Strengths and limitations

There were only two studies that targeted the subpopulation of pregnant women in Malaysia between 1980 and 2019. This constituted only 0.6% of the total research on physical activity conducted in Malaysia within that period of time [48]. To the best of our knowledge, this was the first study assessing the physical inactivity levels among pregnant women in the most urbanised city of Kuala Lumpur.
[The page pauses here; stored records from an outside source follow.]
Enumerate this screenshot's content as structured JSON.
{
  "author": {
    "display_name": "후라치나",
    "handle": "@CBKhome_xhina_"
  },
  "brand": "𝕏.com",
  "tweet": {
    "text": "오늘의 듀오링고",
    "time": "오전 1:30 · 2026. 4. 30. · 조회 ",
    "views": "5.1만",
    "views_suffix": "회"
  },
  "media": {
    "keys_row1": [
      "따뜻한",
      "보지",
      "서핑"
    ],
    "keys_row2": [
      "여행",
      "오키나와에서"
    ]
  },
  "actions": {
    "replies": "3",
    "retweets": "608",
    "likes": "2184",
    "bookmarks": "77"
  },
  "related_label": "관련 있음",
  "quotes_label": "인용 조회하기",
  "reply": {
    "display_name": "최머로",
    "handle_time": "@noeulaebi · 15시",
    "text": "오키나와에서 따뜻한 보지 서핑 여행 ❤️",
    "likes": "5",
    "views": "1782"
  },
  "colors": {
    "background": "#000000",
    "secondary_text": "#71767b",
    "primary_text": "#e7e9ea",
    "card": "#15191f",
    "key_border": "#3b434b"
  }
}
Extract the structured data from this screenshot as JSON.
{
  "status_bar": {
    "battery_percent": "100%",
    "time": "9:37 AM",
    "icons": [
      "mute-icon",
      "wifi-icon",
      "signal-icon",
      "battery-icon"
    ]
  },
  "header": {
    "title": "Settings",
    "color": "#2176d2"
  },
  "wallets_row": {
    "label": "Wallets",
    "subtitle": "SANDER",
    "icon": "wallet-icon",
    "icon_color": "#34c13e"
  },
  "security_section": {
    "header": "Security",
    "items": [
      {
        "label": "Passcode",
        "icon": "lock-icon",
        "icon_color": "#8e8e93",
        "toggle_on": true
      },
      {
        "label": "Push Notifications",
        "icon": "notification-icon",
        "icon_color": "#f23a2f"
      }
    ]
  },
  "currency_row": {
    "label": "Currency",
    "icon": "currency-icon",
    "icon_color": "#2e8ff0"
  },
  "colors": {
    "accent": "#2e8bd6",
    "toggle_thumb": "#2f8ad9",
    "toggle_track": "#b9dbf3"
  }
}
This study used a specific questionnaire to measure physical activity levels in pregnancy, the Malay version of the PPAQ [36], which was first developed by Chasan-Taber et al. [37]. This questionnaire has been validated and translated into many languages and used around the world, making the comparison of findings of similar studies more standardised. However, using a self-administered questionnaire instead of an objective measurement tool such as accelerometer or pedometer could pose limitations such as information bias. Another limitation of this study is the convenience sampling used during data collection; hence, the results could not be generalised to the entire population of Kuala Lumpur. This was partly due to the unprecedented COVID-19 outbreak in the middle of the study, a factor that made it more difficult to continue sampling and collecting data using a stricter and more rigorous method.

Conclusion

The prevalence of physical inactivity among pregnant women in their first trimester in Kuala Lumpur was 38.3%. The highest energy expenditure was seen in the household category, followed by the occupational category, whereas the sports/exercise category had the lowest energy expenditure, most likely due to these respondents spending their time isolating at home. There were little to no participation observed in the vigorous intensity category. Factors associated with physical inactivity were primigravida, BMI at booking and education level.

From the results of this study, it is recommended that health education and interventional programs on physical activity among pregnant women in their first trimester should be targeted and focused on those who are primigravida and have no tertiary education (≤ 12 years of formal education). The educational content and materials should be updated and tailored to the current COVID-19 pandemic situation in which self-isolation, working from home and social distancing are the new norms. This can be done by advocating for more home-based, moderate to vigorous intensity activities without using expensive pieces of exercising equipment.